The federal environment minister, Jonathan Wilkinson, stepped away from the Liberal government’s cabinet retreat in Winnipeg on Monday to hand out cheques to two groups working on initiatives related to climate change.
At roughly the same time, his boss — Prime Minister Justin Trudeau — was at a meeting with Manitoba Premier Brian Pallister, who emerged from their chat saying he’s ready to negotiate a way for the agriculture-rich province to avoid Ottawa’s price on pollution.
The two events illustrate two distinct fronts on which the Trudeau government is waging its climate battle: one engages a right-leaning premier testing his leverage in the wake of 2019 elections; the other seeks to engage the grassroots directly, bypassing politics.
Ottawa has imposed an escalating price on carbon emissions in four provinces that do not otherwise meet federal standards: Alberta, Saskatchewan, Manitoba and Ontario.
It was also applied to New Brunswick, but subsequently lifted after that province tightened its own policies following October’s federal election, in which the Conservatives failed to unseat Trudeau’s Liberals with a platform that included getting rid of carbon pricing.
Pallister said he would reconsider a provincial carbon tax, although he did not indicate an appetite to change it from the fixed-rate version Ottawa had previously rejected.
“We believe it should be flat and low like the Prairie horizon,” he told reporters after the meeting.
He said Ottawa should acknowledge the efforts Manitoba has made to reduce its climate impact, including by investing in hydroelectricity.
“We do not deserve to be called climate change deniers by anybody,” he said. “We want acceptance of our made-in-Manitoba green strategies."
He said he would unveil a new green plan “in the not-too-distant future.”
“We do not deserve to be called climate change deniers by anybody. We want acceptance of our made-in-Manitoba green strategies." Manitoba Premier Brian Pallister
Manitoba’s 2017 climate plan estimates the province can reduce its emissions by a cumulative 2.4 to 2.6 million tonnes between 2018 and 2022. Only one million of those tonnes were to have been reduced by way of its flat $25/tonne carbon tax, which Pallister pulled in protest in Oct. 2018. The rest were calculated to come from other measures, including a rule that diesel must include five per cent biodiesel, the creation of a government agency focusing on energy efficiency and the diversion of organic waste from landfills.

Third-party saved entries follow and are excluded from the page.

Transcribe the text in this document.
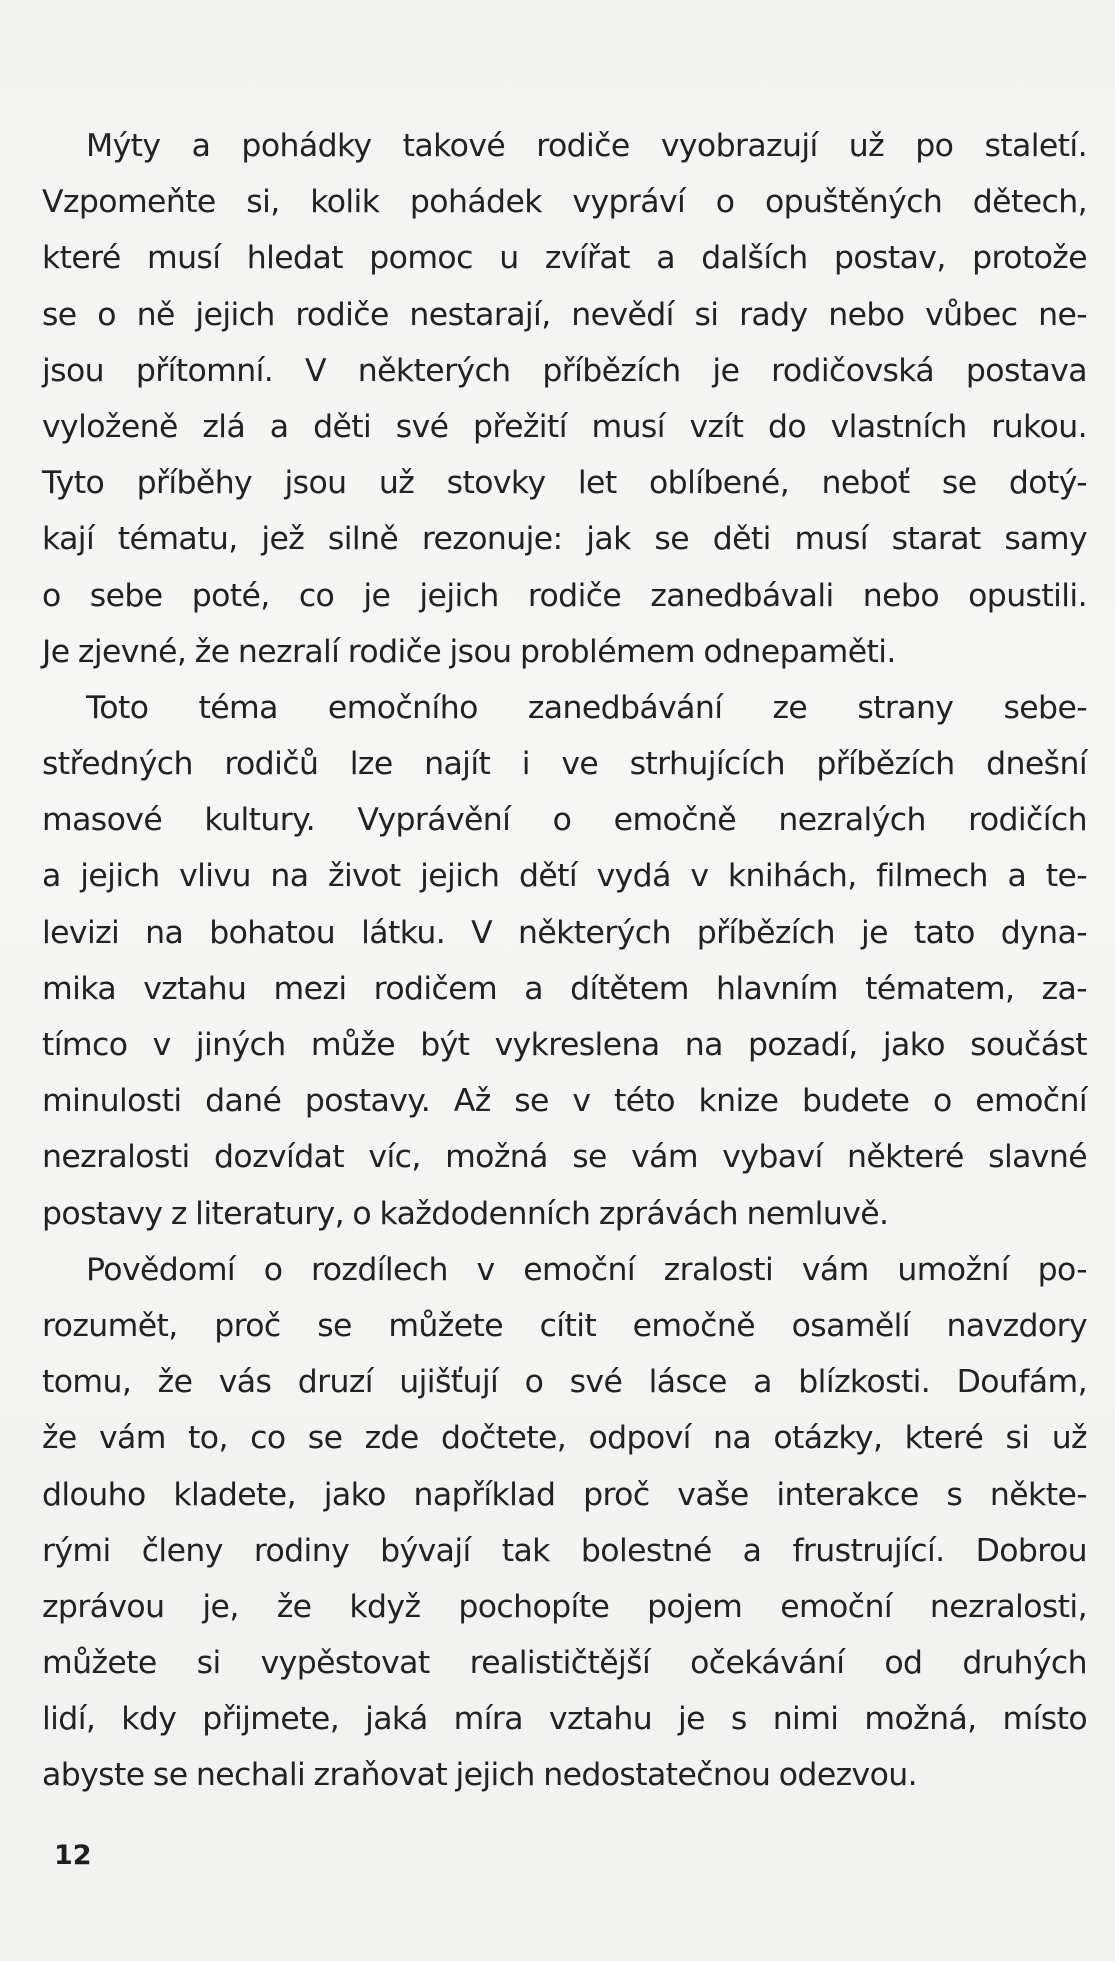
Mýty a pohádky takové rodiče vyobrazují už po staletí.
Vzpomeňte si, kolik pohádek vypráví o opuštěných dětech,
které musí hledat pomoc u zvířat a dalších postav, protože
se o ně jejich rodiče nestarají, nevědí si rady nebo vůbec ne-
jsou přítomní. V některých příbězích je rodičovská postava
vyloženě zlá a děti své přežití musí vzít do vlastních rukou.
Tyto příběhy jsou už stovky let oblíbené, neboť se dotý-
kají tématu, jež silně rezonuje: jak se děti musí starat samy
o sebe poté, co je jejich rodiče zanedbávali nebo opustili.
Je zjevné, že nezralí rodiče jsou problémem odnepaměti.
Toto téma emočního zanedbávání ze strany sebe-
středných rodičů lze najít i ve strhujících příbězích dnešní
masové kultury. Vyprávění o emočně nezralých rodičích
a jejich vlivu na život jejich dětí vydá v knihách, filmech a te-
levizi na bohatou látku. V některých příbězích je tato dyna-
mika vztahu mezi rodičem a dítětem hlavním tématem, za-
tímco v jiných může být vykreslena na pozadí, jako součást
minulosti dané postavy. Až se v této knize budete o emoční
nezralosti dozvídat víc, možná se vám vybaví některé slavné
postavy z literatury, o každodenních zprávách nemluvě.
Povědomí o rozdílech v emoční zralosti vám umožní po-
rozumět, proč se můžete cítit emočně osamělí navzdory
tomu, že vás druzí ujišťují o své lásce a blízkosti. Doufám,
že vám to, co se zde dočtete, odpoví na otázky, které si už
dlouho kladete, jako například proč vaše interakce s někte-
rými členy rodiny bývají tak bolestné a frustrující. Dobrou
zprávou je, že když pochopíte pojem emoční nezralosti,
můžete si vypěstovat realističtější očekávání od druhých
lidí, kdy přijmete, jaká míra vztahu je s nimi možná, místo
abyste se nechali zraňovat jejich nedostatečnou odezvou.
12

Under the federal government's carbon pricing scheme the cost rises annually to the $50 per tonne mark by 2022.
"The ball is back in the feds' court,” David Angus, a strategist with Capital Hill Group in Ottawa, said in a phone interview. "I think Pallister was pretty clear in saying, 'Hey, thanks for coming. We got an offer here, validate it, and we're looking forward to your next steps."
He said one strategy Ottawa might deploy in response could be more supportive policy on agriculture, which is a major economic driver in the province and source of almost a third of its emissions.
"Something like that could give them something to talk about,” Angus said. “But right now, there's nothing for the two to talk about. They're at an impasse because it all comes down to the level of the carbon tax, and they fundamentally disagree."
Wilkinson’s office indicated on Monday that it was looking to use existing extreme-weather programs to help farmers who got dinged by the carbon tax when drying out grain last year.
Feds hand out money for climate action
Wilkinson himself, meanwhile, presented two groups with $100,000 each. That funding came from Ottawa’s $3 million a year Climate Action Fund, which took submissions between late April and mid-May last year, with funding decisions made in the summer.
The announcement follows a recent trend of the federal government bypassing unco-operative provincial governments to direct climate change cash directly to recipients of Ottawa’s choosing. Today, those recipients were Assiniboine Park Conservancy and Eco-West Canada.
Assiniboine Park Conservancy will work with youth to identify barriers to climate action and build a social media campaign to address them.
Eco-West Canada will use the money to help small and medium-sized businesses in five municipalities across Manitoba, Saskatchewan and Alberta to better deal with the effects of climate change.
“We're trying to identify the risks and how communities and businesses can adapt to them to increase their resiliency in the changing climate,” Dany Robidoux, the group’s executive director, told National Observer.
He said climate change is dealt with differently on a political level than it is by executives and business owners.
“Unfortunately, politics brings with it rhetoric and semantics,” he said. “But when you look at business, it’s dollars and cents.”
Robidoux hopes his group and other recipients of federal funds can create best practices that then spread more broadly.
“We need to demonstrate how it makes sense. Especially on the municipal side of things, they're very reticent on being the first in without knowing what the outcome is,” he said.
“We need to be able to provide them with a roadmap.”